The government is pinning its hope of success on the skills and care of the country’s hard working health workers. President Koroma said: “We realise that the success of this policy depends on the skills and care of our hard working health professionals. For many years, previous Governments have not appreciated the vital contribution our health workers have made to the health of the nation. Our doctors and nurses have been underpaid and overworked.”

But there are reports that doctors and nurses are yet to receive the promised salary increase, which was granted them in settlement of the two weeks dispute that saw widespread walkouts. Is the government now reneging on its promise?

More hospital beds are needed. $10 Million spent on medicines in response to the anticipated demand is far from adequate. New clinics need to be built that will provide specialist maternal and paediatric care. Modern medical equipments are needed, with the trained personnel to use them.

This rise in the health sector wage bill, which was not previously budgeted for in the original plan for the delivery of the new programme, has sparked fears that the country will run out of money to continue its free access to health care programme. It also questions the rationale in whipping up growing expectations by offering free health care, at this point in the global economic cycle and Sierra Leone’s exclusive dependence on international Aid.

The current gap in funding for the country’s health sector is estimated at $20 Million. But critics say that this deficit will more than quadrupled by the end of the year, once the awareness raising programme for the free health care provision reaches every town and village in the country.

There are media reports of villagers from far afield as up north, travelling to the capital Freetown in search of their free medical entitlement. Expectations must now be managed, if the growing chaos caused by long queues forming outside hospitals and health centres across the country is to be controlled.

The commitment of health workers to ensuring the success of the programme cannot be denied. During the country wide sensitization visits by the Ministry of Health’s Chief Nursing Officer, she told reporters:

“I was delighted to leave each meeting knowing that each and every nurse is as committed as the government and its partners to delivering free health care into the future. And in return we are committed to ensuring our staff receive the right training and professional development and improved working conditions to help them deliver the health care Sierra Leoneans deserve.”

She also mentioned that; “about 1,500 nurses and health workers from across the country have showed their support for the programme.” President Koroma has received plenty of goodwill from the health workers and must take great care not to lose it. He must honour the salary increase that he promised the health professionals.

The international community and President Koroma have committed themselves to the delivery of a free access to health care programme that could benefit over 50% of the country’s population.It is now clear that for political expediency, they had thrown all caution to the wind, by setting aside the rigorous planning process that usually precede the development and delivery of such a huge national programme. The nation’s health service is now overwhelmed.

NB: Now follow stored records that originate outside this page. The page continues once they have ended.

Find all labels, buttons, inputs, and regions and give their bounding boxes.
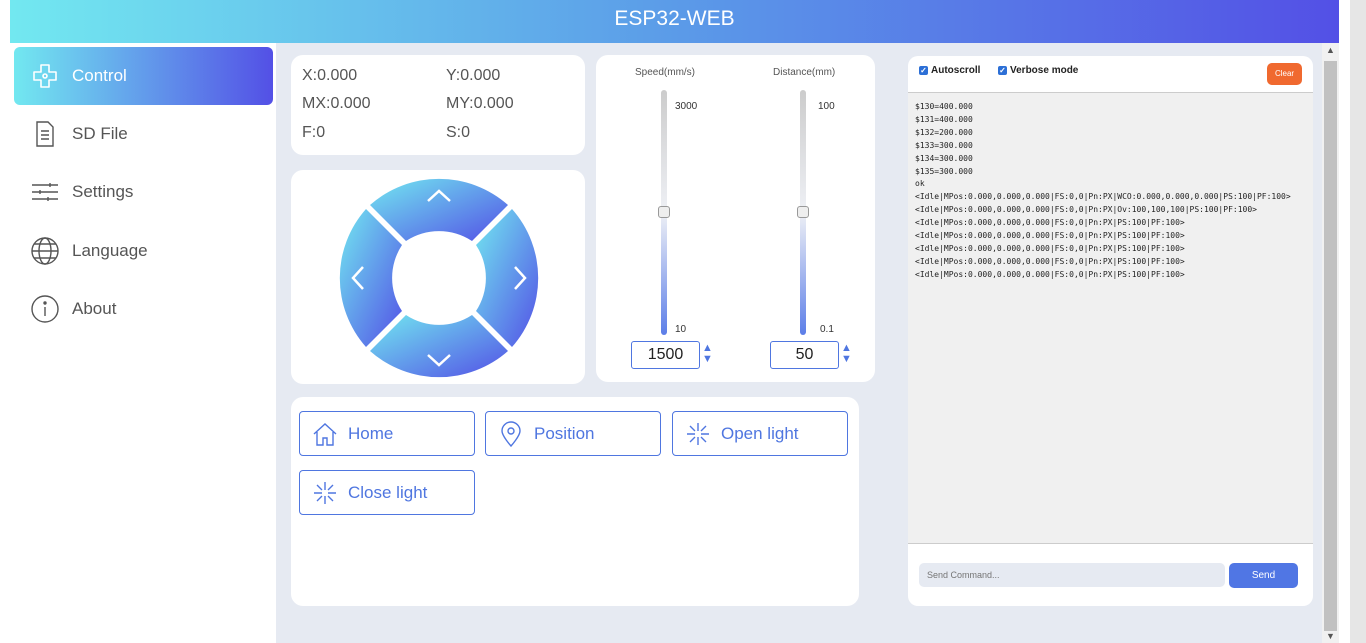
jog-down-button[interactable]: [370, 315, 508, 378]
feed-rate: F:0: [302, 124, 326, 141]
command-input[interactable]: [919, 563, 1225, 587]
actions-panel: Home Position Open light Close light: [291, 397, 859, 606]
location-pin-icon: [501, 420, 521, 447]
speed-input[interactable]: 1500: [631, 341, 700, 369]
console-line: <Idle|MPos:0.000,0.000,0.000|FS:0,0|Pn:P…: [915, 256, 1185, 266]
speed-stepper[interactable]: ▲ ▼: [702, 343, 714, 365]
speed-max-label: 3000: [675, 101, 698, 112]
console-line: <Idle|MPos:0.000,0.000,0.000|FS:0,0|Pn:P…: [915, 243, 1185, 253]
console-log: $130=400.000 $131=400.000 $132=200.000 $133…: [908, 92, 1313, 544]
sidebar-item-control[interactable]: Control: [14, 47, 273, 105]
autoscroll-checkbox[interactable]: ✓ Autoscroll: [919, 65, 980, 76]
sidebar-item-language[interactable]: Language: [14, 222, 273, 280]
console-line: $134=300.000: [915, 153, 973, 163]
scrollbar-thumb[interactable]: [1324, 61, 1337, 631]
my-coord: MY:0.000: [446, 95, 514, 112]
gamepad-icon: [33, 64, 57, 88]
sidebar-item-sd-file[interactable]: SD File: [14, 105, 273, 163]
close-light-button[interactable]: Close light: [299, 470, 475, 515]
y-coord: Y:0.000: [446, 67, 501, 84]
coordinates-panel: X:0.000 Y:0.000 MX:0.000 MY:0.000 F:0 S:…: [291, 55, 585, 155]
position-button[interactable]: Position: [485, 411, 661, 456]
file-icon: [36, 121, 54, 147]
distance-max-label: 100: [818, 101, 835, 112]
clear-button[interactable]: Clear: [1267, 63, 1302, 85]
app-header: ESP32-WEB: [10, 0, 1339, 43]
verbose-mode-checkbox[interactable]: ✓ Verbose mode: [998, 65, 1078, 76]
jog-up-button[interactable]: [370, 178, 508, 241]
console-line: $131=400.000: [915, 114, 973, 124]
console-panel: ✓ Autoscroll ✓ Verbose mode Clear $130=400…: [908, 56, 1313, 606]
console-line: <Idle|MPos:0.000,0.000,0.000|FS:0,0|Pn:P…: [915, 218, 1185, 228]
speed-distance-panel: Speed(mm/s) 3000 10 1500 ▲ ▼ Distance(mm)…: [596, 55, 875, 382]
home-icon: [313, 422, 337, 446]
x-coord: X:0.000: [302, 67, 358, 84]
mx-coord: MX:0.000: [302, 95, 371, 112]
console-line: <Idle|MPos:0.000,0.000,0.000|FS:0,0|Pn:P…: [915, 231, 1185, 241]
app-title: ESP32-WEB: [614, 7, 735, 30]
console-line: <Idle|MPos:0.000,0.000,0.000|FS:0,0|Pn:P…: [915, 192, 1291, 202]
distance-input[interactable]: 50: [770, 341, 839, 369]
home-button[interactable]: Home: [299, 411, 475, 456]
sidebar: Control SD File Settings Language About: [0, 43, 276, 643]
info-icon: [31, 295, 59, 323]
send-button[interactable]: Send: [1229, 563, 1298, 588]
light-icon: [314, 481, 336, 504]
console-line: $132=200.000: [915, 127, 973, 137]
sidebar-item-about[interactable]: About: [14, 280, 273, 338]
console-line: <Idle|MPos:0.000,0.000,0.000|FS:0,0|Pn:P…: [915, 269, 1185, 279]
distance-min-label: 0.1: [820, 324, 834, 335]
distance-label: Distance(mm): [773, 67, 836, 78]
speed-label: Speed(mm/s): [635, 67, 696, 78]
jog-left-button[interactable]: [339, 209, 402, 347]
console-line: $130=400.000: [915, 102, 973, 111]
console-line: <Idle|MPos:0.000,0.000,0.000|FS:0,0|Pn:P…: [915, 205, 1257, 215]
distance-stepper[interactable]: ▲ ▼: [841, 343, 853, 365]
window-edge: [1350, 0, 1366, 643]
sliders-icon: [32, 183, 58, 201]
console-line: ok: [915, 179, 925, 189]
scrollbar[interactable]: ▲ ▼: [1322, 43, 1339, 643]
jog-right-button[interactable]: [476, 209, 539, 347]
globe-icon: [31, 237, 59, 265]
open-light-button[interactable]: Open light: [672, 411, 848, 456]
jog-pad: [339, 178, 539, 378]
spindle-speed: S:0: [446, 124, 471, 141]
speed-min-label: 10: [675, 324, 687, 335]
console-line: $135=300.000: [915, 166, 973, 176]
light-icon: [687, 422, 709, 445]
distance-slider-thumb[interactable]: [797, 206, 809, 218]
jog-panel: [291, 170, 585, 384]
console-line: $133=300.000: [915, 140, 973, 150]
speed-slider-thumb[interactable]: [658, 206, 670, 218]
sidebar-item-settings[interactable]: Settings: [14, 163, 273, 221]
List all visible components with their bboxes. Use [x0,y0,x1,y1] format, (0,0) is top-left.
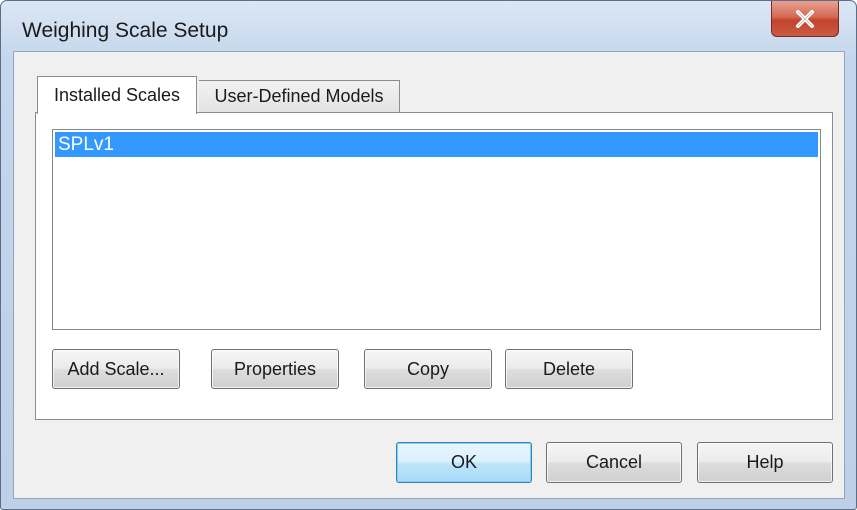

A new health crisis is beginning to emerge. Expectations have been raised far in excess of what the health infrastructure can deliver. There is no turning back now. It remains to be seen whether the programme can be sustained without the international community increasing their funding contributions.

But to echo the words of President Koroma: "Today, I want to reassure the Nation that I am determined to make this policy work." Will the international community continue to stand shoulder to shoulder with the President in the face of a looming crisis?